= Duncan Bell (actor) =

Scottish actor

Duncan Bell (born 16 January 1955) is a Scottish stage and screen actor. He is best known for his role as Sgt Dennis Merton in Heartbeat.

==Television career==
In September 2001, he joined British TV drama series Heartbeat as Sergeant Dennis Merton. The role of Merton brought back childhood memories for Duncan as he spent holidays in Scarborough, close to where most of the programme is filmed. In September 2003, Duncan became a father to a baby girl and left Heartbeat in July 2004.

He played Midshipman Clayton in the 1998 TV film Hornblower: The Even Chance (subsequently released as "Horatio Hornblower: The Duel" in the USA).

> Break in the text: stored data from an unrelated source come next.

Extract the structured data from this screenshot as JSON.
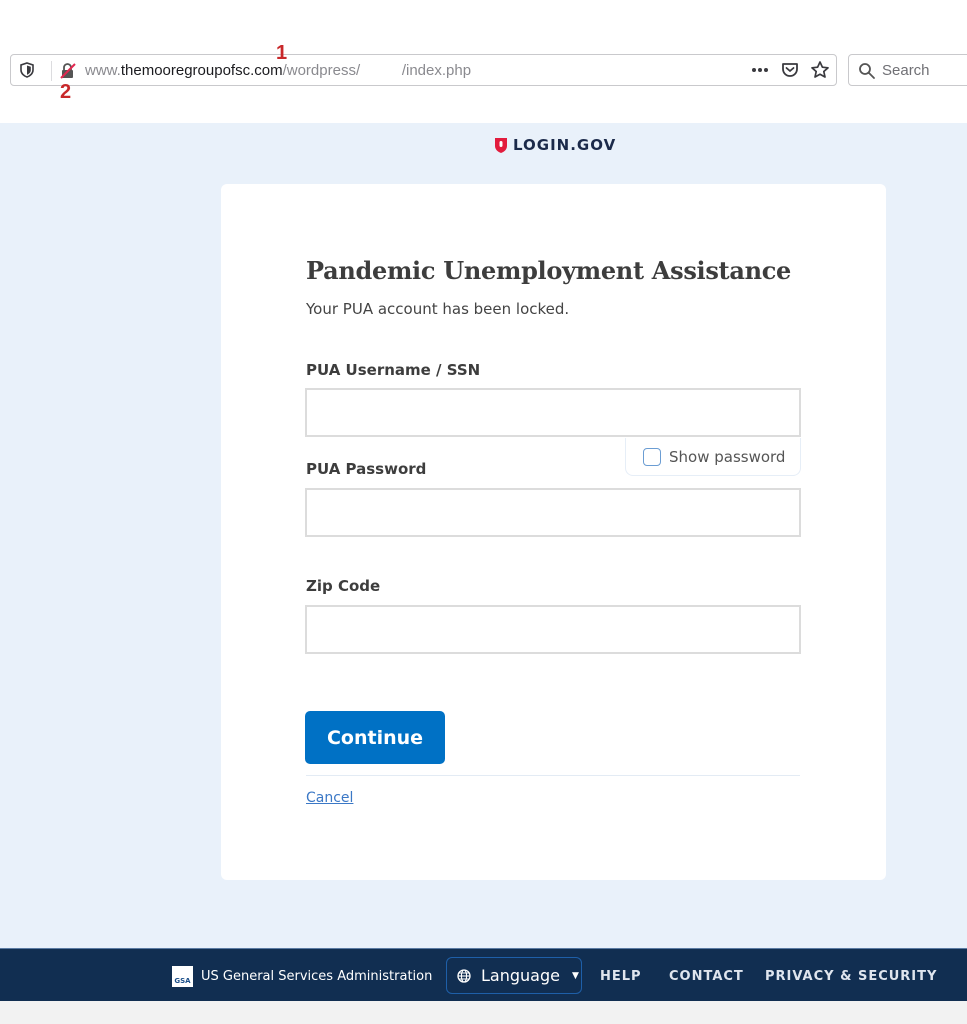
{
  "browser": {
    "url_prefix": "www.",
    "url_host": "themooregroupofsc.com",
    "url_path_start": "/wordpress/",
    "url_path_end": "/index.php",
    "search_placeholder": "Search",
    "annotations": [
      "1",
      "2"
    ]
  },
  "brand": {
    "name": "LOGIN.GOV",
    "accent_color": "#e21c3d"
  },
  "form": {
    "title": "Pandemic Unemployment Assistance",
    "subtitle": "Your PUA account has been locked.",
    "fields": [
      {
        "label": "PUA Username / SSN",
        "value": "",
        "placeholder": ""
      },
      {
        "label": "PUA Password",
        "value": "",
        "placeholder": ""
      },
      {
        "label": "Zip Code",
        "value": "",
        "placeholder": ""
      }
    ],
    "show_password_label": "Show password",
    "show_password_checked": false,
    "continue_label": "Continue",
    "cancel_label": "Cancel",
    "primary_color": "#0071c5"
  },
  "footer": {
    "gsa_logo_text": "GSA",
    "agency": "US General Services Administration",
    "language_label": "Language",
    "links": [
      "HELP",
      "CONTACT",
      "PRIVACY & SECURITY"
    ],
    "background_color": "#112e51"
  }
}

He was sporting a ponytail when he appeared in series 10 episode 7 ("The Great Depression of 1994") of Minder. Also played the role of Lt Colonel P. Philips in series 5 of Soldier Soldier (1995–1996).

In 2008, he appeared as a guest star in Foyle's War.

==Stage career==
His stage work includes Philistines, The Life of Galileo, Remembrance of Things Past (as Charles Swann, November 2000-April 2001), All My Sons and Blinded by the Sun for the National Theatre and two seasons (1988-9 and 1994) with the Royal Shakespeare Company.